Rusia lanzó un misil balístico masivo y un bombardeo de drones contra Ucrania el miércoles 5 de agosto, marcando uno de los ataques más mortíferos contra Kiev este año.
Según el presidente ucraniano Volodymyr Zelensky, el asalto mató al menos 17 personas e hirió a 44 otras, dañando edificios residenciales y almacenes. Aunque la defensa aérea de Ucrania interceptó a 98 de 115 drones, no pudieron detener ninguno de los 24 misiles balísticos y 4 misiles antiaéreos lanzados por Rusia, lo que llevó a Kyiv a solicitar urgentemente más interceptores de misiles Patriot hechos por Estados Unidos de sus aliados.
En medio de la escalada, ambas partes niegan atacar intencionalmente a los no combatientes Sin embargo, funcionarios locales ucranianos acusaron a Rusia de atacar deliberadamente a civiles e infraestructura civil, y señalaron que los equipos de rescate temían que más personas estuvieran atrapadas bajo los escombros de edificios golpeados en el centro de Kiev.
En cambio, el Ministerio de Defensa de Rusia afirmó que las huelgas alcanzaron con éxito los centros logísticos, los centros de suministro de armas y las instalaciones de producción de drones en la región de Kiev. Además, Moscú declaró que afectó a tres buques de carga que transportaban equipo militar cerca del puerto del Mar Negro de Odesa.
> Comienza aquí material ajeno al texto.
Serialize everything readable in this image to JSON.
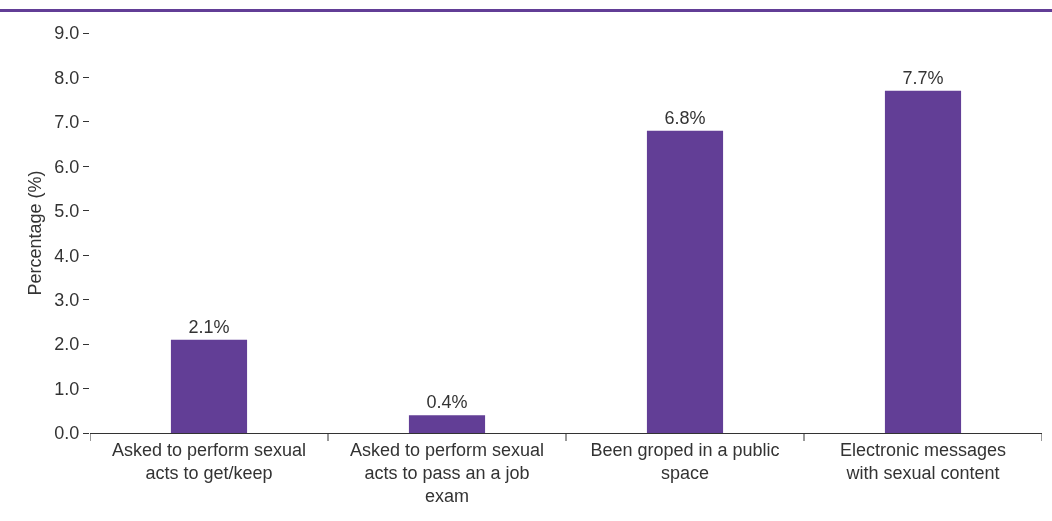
{
  "chart_data": {
    "type": "bar",
    "ylabel": "Percentage (%)",
    "categories": [
      "Asked to perform sexual acts to get/keep",
      "Asked to perform sexual acts to pass an a job exam",
      "Been groped in a public space",
      "Electronic messages with sexual content"
    ],
    "values": [
      2.1,
      0.4,
      6.8,
      7.7
    ],
    "value_labels": [
      "2.1%",
      "0.4%",
      "6.8%",
      "7.7%"
    ],
    "color": "#623e96",
    "ylim": [
      0,
      9
    ],
    "yticks": [
      {
        "value": 0,
        "label": "0.0"
      },
      {
        "value": 1,
        "label": "1.0"
      },
      {
        "value": 2,
        "label": "2.0"
      },
      {
        "value": 3,
        "label": "3.0"
      },
      {
        "value": 4,
        "label": "4.0"
      },
      {
        "value": 5,
        "label": "5.0"
      },
      {
        "value": 6,
        "label": "6.0"
      },
      {
        "value": 7,
        "label": "7.0"
      },
      {
        "value": 8,
        "label": "8.0"
      },
      {
        "value": 9,
        "label": "9.0"
      }
    ],
    "grid": false
  }
}
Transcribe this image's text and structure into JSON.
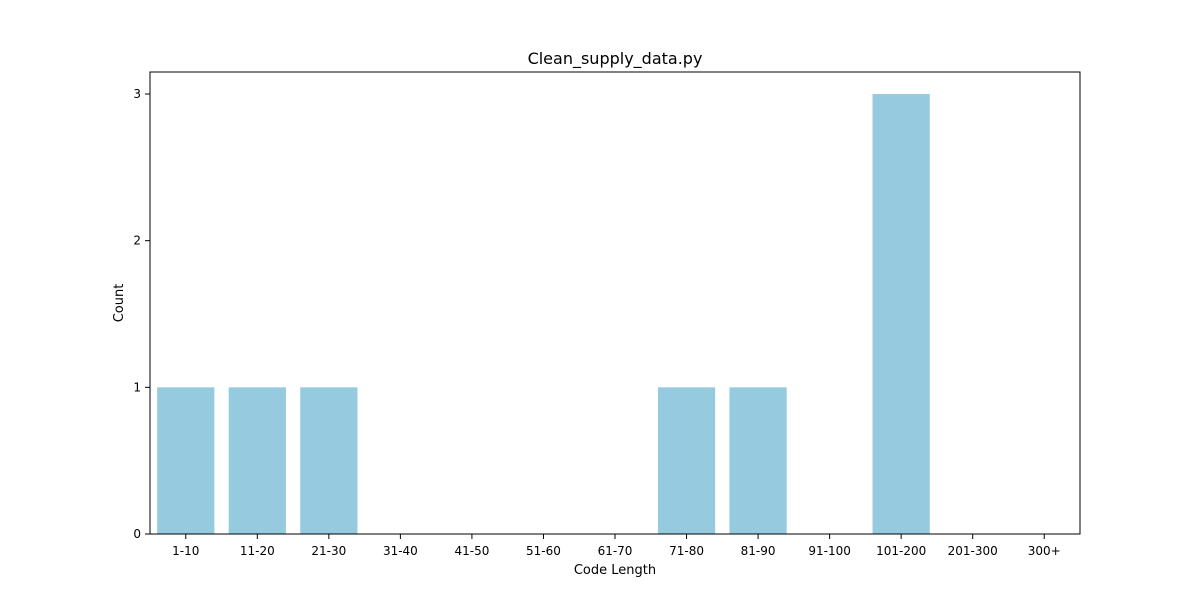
{
  "chart_data": {
    "type": "bar",
    "title": "Clean_supply_data.py",
    "xlabel": "Code Length",
    "ylabel": "Count",
    "categories": [
      "1-10",
      "11-20",
      "21-30",
      "31-40",
      "41-50",
      "51-60",
      "61-70",
      "71-80",
      "81-90",
      "91-100",
      "101-200",
      "201-300",
      "300+"
    ],
    "values": [
      1,
      1,
      1,
      0,
      0,
      0,
      0,
      1,
      1,
      0,
      3,
      0,
      0
    ],
    "ylim": [
      0,
      3.15
    ],
    "yticks": [
      "0",
      "1",
      "2",
      "3"
    ],
    "grid": false,
    "legend": "none",
    "bar_color": "#96cadf"
  }
}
El ataque viene en medio de una escalada más amplia, con ambas naciones objetivos cada vez más llamativos más allá de las fronteras. Durante la misma noche, un dron ucraniano golpeó un almacén de comercio electrónico de Wildberries en la región de Tula de Rusia, causando un incendio e hiriendo a una persona, siguiendo ataques mortales similares en los almacenes rusos y una playa en los últimos días.
A pesar de los incidentes de alto nivel que causaron bajas civiles en ambas partes, incluido un polémico video de drones en Kherson que Ucrania parecía una “caza civil”, tanto Rusia como Ucrania siguen negando intencionalmente ataques contra no combatientes.